Was Jason Isbell kidding when he decided to call his new LP The Nashville Sound? It certainly sounds nothing like the slick, twangy pop-rock being passed off as country in that increasingly infamous hit-making locale.
 
Instead, Isbell harkens back to the outlaw glory days of his genre, and even rootsier niches like bluegrass on the acoustic, soothingly upbeat The Nashville Sound closing track "Something to Love." He also rocks harder than Lynyrd Skynyrd on tracks like "Cumberland Gap" and "Anxiety," while grooving deeper than CCR on "Tupelo" thanks to his band the 400 Unit backing him up here.
 
Nashville should be listening carefully to Isbell's sound.
Kyle Mullin
 
 
3. Laura Marling
Semper Femina
(More Alarming Records/Kobalt Music Recordings)
 

In this garbage-fire year, Laura Marling's sixth album, Semper Femina, is a safe space. Amidst warmly intricate, folk-tinged instrumentation, Marling celebrates and explores femininity and friendship with unremitting curiosity and love.
 
On tracks like "The Valley" and "Nouel," Marling admires her friends; on the standout "Wild Fire," she is her own muse; and on the album closer "Nothing Not Nearly," Marling offers an apt review of 2017: "The only thing I learned in a year where I didn't smile once (not really) is: nothing matters more than love." It all makes for some of the finest songwriting of the year.
Laura Stanley
 
 
2. Mount Eerie
A Crow Looked at Me
(P.W. Elverum & Sun)
 

Times of crisis force us to re-evaluate what's important. To Mount Eerie's Phil Elverum, in the wake of his long-time partner Geneviève's passing, that meant turning what were once his private, loving thoughts into songs that, as he writes on his Bandcamp, "multiply my voice saying that I love her. I want it known."
 
The resulting album, A Crow Looked at Me, is a gorgeous but difficult listen, an empathetic balm for anyone grieving but also a stark reminder to any listener that while our love may last forever, life itself is short — or, as Elverum puts it succinctly in the opening line here: "death is real."
Stephen Carlick
 
 
1. The Weather Station
The Weather Station
(Outside)
 

On astonishing artistic statement The Weather Station, Tamara Lindeman homes in on her rebellious core to express some of the finest musical sentiments Canada has conjured.

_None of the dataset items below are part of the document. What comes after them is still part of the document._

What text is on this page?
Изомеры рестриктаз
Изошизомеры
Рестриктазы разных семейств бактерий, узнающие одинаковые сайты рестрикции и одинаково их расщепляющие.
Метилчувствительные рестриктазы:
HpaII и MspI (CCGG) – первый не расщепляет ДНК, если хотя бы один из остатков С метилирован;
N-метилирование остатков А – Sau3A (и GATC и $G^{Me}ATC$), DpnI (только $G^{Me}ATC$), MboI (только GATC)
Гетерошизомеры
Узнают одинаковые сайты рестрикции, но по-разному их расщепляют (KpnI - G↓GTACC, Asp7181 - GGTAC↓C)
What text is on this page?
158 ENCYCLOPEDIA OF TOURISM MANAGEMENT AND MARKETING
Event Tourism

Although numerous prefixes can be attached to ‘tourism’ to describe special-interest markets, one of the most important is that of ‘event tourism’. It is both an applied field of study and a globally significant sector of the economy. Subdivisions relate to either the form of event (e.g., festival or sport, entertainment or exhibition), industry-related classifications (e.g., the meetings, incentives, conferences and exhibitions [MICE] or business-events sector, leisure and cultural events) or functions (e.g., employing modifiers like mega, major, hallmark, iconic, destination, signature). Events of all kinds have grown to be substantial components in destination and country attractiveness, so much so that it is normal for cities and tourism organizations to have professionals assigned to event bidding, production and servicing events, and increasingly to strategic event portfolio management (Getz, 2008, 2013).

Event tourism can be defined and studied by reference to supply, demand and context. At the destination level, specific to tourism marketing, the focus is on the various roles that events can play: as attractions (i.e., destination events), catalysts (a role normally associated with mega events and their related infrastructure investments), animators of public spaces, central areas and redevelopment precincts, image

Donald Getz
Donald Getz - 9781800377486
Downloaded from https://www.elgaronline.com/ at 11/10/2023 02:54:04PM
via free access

A mood and scene-setter, Lindeman delves into the complexity of interpersonal relationships and, in particular, the tricks and treachery of soul mate communication. It's not always easy, and neither is the Weather Station.
 
Often citing the writing of Steven Lambke, like he's a mentor, Lindeman approaches language like a dancing partner but also like a foe. Often, as on the flurry of imagery that propels "Thirty" or "Kept it All to Myself," she lets loose emotive lyrical torrents that haunt the listener.
 
Beyond her gift for phrasing and alluring voice, Lindeman also shows off an ear for arrangements and production here. The musicality is uniquely orchestral and sophisticated; the back-up vocalists are utilized with subtle strength. This is the Weather Station, ascending with the grace of a heron to full flight.